Aber erst einmal ganz von vorne: Der Angeklagte wurde bei einer zulässigen Höchstgeschwindigkeit von 70 km/h mit einer Geschwindigkeit von 107 km/h geblitzt. Da er zu dieser Zeit nicht im Besitz einer deutschen, sondern lediglich einer polnischen Fahrerlaubnis war, und Angst vor einer Überprüfung dieser hatte, entschloss er sich, das von ihm geschossene Bild unverwertbar zu machen. Dazu begab er sich Abends mit zwei Begleitern zum Blitzer und zündete diesen mit Hilfe eines brennenden Stofffetzens an. Worüber der Angeklagte nicht nachgedacht hatte, war der Alarm, der in dem Blitzer eingebaut und direkt mit der örtlichen Polizeiwache verbunden war. Die Tat flog also auf und das Trio wurde in der Nähe des Tatorts gefasst.

Die Folge: Das Amtsgericht Clausthal-Zellerfeld verurteilte den Angeklagten wegen Brandstiftung nach § 306 Abs. 1 Nr. 2 StGB zu einer Freiheitsstrafe von einem Jahr. In der Berufungsinstanz kam es jedoch noch schlimmer – das Landgericht Braunschweig hob die Strafe auf ein Jahr und neun Monate an. Gegen dieses Urteil richtete sich die Revision des Angeklagten, die von dem OLG Braunschweig verhandelt wurde. Dieses prüfte eine Reihe von Vorschriften, nach denen sich der Angeklagte strafbar gemacht haben könnte.

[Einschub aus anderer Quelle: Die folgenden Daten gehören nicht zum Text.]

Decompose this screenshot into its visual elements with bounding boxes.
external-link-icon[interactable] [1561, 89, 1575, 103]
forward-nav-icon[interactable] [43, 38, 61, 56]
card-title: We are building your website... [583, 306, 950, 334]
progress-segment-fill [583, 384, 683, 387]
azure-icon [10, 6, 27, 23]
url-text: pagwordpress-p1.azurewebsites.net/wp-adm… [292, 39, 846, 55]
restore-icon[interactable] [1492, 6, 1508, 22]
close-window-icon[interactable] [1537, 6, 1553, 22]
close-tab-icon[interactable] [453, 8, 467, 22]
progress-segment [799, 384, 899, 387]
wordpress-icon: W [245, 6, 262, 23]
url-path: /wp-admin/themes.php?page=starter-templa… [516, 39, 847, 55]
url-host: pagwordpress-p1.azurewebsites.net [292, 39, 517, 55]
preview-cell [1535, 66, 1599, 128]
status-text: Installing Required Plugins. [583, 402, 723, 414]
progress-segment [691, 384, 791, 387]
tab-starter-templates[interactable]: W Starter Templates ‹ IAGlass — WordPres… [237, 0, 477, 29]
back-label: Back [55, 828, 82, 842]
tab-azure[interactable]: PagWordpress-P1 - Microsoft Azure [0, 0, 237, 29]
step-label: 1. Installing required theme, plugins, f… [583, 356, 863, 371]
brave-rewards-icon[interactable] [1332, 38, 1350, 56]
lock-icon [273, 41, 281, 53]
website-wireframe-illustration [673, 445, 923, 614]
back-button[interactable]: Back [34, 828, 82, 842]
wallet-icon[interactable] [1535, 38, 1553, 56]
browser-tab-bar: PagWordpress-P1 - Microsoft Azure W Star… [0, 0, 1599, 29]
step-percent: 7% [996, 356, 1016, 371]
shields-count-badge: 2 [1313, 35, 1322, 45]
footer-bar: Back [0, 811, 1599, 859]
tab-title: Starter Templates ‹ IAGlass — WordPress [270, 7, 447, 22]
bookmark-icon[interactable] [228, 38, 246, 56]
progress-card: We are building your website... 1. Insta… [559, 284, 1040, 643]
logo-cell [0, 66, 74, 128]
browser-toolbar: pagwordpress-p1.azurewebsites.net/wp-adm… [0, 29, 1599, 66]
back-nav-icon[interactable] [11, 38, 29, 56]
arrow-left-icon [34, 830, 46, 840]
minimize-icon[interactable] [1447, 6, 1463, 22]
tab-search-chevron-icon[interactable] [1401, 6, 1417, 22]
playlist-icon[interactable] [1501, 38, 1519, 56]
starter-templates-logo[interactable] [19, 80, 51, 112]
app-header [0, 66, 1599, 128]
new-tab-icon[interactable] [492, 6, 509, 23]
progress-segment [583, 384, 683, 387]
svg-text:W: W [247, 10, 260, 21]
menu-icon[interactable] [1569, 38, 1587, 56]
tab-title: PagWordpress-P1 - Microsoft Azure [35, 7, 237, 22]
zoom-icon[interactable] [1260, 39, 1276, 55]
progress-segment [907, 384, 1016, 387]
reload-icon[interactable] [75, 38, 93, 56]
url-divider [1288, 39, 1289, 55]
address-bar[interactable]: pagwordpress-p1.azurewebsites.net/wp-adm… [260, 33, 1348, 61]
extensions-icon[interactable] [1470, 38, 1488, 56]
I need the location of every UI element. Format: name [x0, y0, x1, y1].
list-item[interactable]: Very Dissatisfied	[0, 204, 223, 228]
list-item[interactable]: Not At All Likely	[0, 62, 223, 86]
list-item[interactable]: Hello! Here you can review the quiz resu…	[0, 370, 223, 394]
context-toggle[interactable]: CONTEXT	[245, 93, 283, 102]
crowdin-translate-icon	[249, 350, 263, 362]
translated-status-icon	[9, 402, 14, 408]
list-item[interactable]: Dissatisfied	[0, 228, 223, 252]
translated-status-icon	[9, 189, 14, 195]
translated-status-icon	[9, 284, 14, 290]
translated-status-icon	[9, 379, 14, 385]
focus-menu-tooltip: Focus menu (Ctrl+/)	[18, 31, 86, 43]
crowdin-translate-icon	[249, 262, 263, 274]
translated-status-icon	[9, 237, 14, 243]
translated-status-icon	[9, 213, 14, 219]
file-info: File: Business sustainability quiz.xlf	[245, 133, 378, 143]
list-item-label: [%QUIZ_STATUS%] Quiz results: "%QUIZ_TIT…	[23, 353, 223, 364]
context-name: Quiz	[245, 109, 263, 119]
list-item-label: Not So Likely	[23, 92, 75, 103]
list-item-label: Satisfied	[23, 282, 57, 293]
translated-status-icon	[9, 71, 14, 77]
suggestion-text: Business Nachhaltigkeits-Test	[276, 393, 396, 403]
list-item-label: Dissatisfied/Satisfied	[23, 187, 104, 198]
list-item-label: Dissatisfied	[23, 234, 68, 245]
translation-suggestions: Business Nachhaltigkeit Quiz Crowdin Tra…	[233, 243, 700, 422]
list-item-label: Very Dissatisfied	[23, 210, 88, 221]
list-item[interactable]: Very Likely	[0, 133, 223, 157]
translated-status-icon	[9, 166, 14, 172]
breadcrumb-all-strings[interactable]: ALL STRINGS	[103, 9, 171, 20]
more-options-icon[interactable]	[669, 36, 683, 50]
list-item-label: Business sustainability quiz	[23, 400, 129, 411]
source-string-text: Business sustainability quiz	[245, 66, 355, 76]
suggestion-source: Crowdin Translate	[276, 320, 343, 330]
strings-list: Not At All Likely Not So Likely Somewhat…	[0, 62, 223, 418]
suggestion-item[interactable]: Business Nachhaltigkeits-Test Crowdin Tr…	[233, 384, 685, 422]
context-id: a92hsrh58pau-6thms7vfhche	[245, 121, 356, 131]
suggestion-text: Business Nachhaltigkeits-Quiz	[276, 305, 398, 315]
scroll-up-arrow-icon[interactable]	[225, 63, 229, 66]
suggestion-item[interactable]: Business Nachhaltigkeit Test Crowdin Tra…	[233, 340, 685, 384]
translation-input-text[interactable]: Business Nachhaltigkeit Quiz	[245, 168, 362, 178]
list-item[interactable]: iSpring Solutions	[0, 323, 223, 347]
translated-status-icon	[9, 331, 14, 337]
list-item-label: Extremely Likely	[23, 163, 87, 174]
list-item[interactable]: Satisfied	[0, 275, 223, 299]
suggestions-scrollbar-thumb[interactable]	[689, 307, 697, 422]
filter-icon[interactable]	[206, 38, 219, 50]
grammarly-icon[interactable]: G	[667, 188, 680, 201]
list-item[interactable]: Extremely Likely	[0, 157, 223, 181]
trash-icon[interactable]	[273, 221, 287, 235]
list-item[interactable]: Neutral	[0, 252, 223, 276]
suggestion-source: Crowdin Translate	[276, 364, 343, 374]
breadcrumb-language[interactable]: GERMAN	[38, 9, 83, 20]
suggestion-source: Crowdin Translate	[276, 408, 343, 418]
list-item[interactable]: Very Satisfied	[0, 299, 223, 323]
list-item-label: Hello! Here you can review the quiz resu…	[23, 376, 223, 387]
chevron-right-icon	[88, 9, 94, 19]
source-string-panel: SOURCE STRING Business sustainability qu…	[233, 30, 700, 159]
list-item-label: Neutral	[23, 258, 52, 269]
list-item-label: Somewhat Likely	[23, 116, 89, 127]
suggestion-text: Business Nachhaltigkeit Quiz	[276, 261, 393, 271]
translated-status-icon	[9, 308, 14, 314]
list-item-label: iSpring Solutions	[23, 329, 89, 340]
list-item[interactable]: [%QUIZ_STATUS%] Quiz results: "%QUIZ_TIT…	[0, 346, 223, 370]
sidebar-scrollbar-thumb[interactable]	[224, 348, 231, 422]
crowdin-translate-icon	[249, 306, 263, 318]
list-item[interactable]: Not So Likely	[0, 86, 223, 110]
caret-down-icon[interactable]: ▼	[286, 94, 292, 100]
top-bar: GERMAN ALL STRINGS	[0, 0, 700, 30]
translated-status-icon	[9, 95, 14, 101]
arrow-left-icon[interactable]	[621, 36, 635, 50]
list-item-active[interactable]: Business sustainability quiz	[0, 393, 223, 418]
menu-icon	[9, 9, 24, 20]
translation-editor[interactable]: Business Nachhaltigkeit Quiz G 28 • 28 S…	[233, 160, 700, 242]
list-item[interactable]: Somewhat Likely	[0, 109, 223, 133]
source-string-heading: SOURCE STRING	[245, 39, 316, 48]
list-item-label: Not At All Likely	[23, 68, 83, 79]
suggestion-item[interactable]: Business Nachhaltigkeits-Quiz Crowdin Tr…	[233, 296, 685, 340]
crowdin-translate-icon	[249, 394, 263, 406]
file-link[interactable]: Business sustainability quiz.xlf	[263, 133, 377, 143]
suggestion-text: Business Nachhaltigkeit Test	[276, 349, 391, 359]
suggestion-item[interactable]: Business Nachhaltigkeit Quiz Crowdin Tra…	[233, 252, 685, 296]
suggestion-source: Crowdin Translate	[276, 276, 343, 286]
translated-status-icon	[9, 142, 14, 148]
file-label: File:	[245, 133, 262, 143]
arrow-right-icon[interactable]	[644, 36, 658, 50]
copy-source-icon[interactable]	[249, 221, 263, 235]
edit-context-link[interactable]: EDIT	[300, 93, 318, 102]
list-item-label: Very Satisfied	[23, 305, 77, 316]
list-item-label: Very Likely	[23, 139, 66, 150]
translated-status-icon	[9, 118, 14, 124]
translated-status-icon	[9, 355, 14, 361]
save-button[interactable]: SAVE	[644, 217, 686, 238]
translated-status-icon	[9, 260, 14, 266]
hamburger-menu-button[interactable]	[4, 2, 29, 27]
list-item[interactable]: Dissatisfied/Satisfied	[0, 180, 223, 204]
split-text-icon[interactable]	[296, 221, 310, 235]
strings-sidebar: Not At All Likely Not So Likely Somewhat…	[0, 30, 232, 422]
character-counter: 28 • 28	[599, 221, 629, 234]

Strafbarkeit wegen Brandstiftung nach § 306 Abs. 1 Nr. 2 StGB

Angefangen wurde die Prüfung mit einer möglichen Strafbarkeit wegen Brandstiftung nach § 306 Abs. 1 Nr. 2 StGB, auf die sich die Verurteilung des Angeklagten gestützt hatte.
Das erste Problem, das das OLG hierbei hatte, war, den Blitzer als eine technische Anlage im Sinne des Tatbestandes zu sehen. Grundsätzlich könne man zwar auch Überwachungsanlagen als technische Anlagen verstehen. Ob jedoch eine Geschwindigkeitsmessanlage eine solche ist, lies das OLG offen.
Ebenso wurde die Frage, ob eine Bußgeldbehörde schon aufgrund ihrer öffentlichen Aufgabe der Verkehrsüberwachung aus dem Anwendungsbereich der Vorschrift fällt, offen gelassen. Diese Frage stellt sich, weil eine technische Einrichtung im Sinne des § 306 Abs. 1 Nr. 2 StGB einen Bezug zu einem Gewerbebetrieb oder zumindest zu einem Unternehmen aufweisen muss. Dies wollte das OLG für einer Behörde, die öffentliche Aufgaben verfolgt, nicht beantworten.
Daher stellte das Gericht vielmehr auf das Kriterium der Gemeingefährlichkeit ab. Diese ist aufgrund der erheblichen Strafandrohung der Brandstiftung erforderlich. Nach Ansicht des OLG kommt es daher für die Erfüllung des Tatbestands darauf an, ob das Inbrandsetzen der Geschwindigkeitsmessanlage generell geeignet ist, nicht nur den Messanlageneigentümer zu schädigen, sondern auch sonstige Rechtsgüter zu beeinträchtigen. Eine solche konkrete Gefährdung anderer Rechtsgüter wurde jedoch nicht durch die vorinstanzlichen Feststellungen belegt, womit die Verurteilung wegen Brandstiftung nicht bestehen konnte.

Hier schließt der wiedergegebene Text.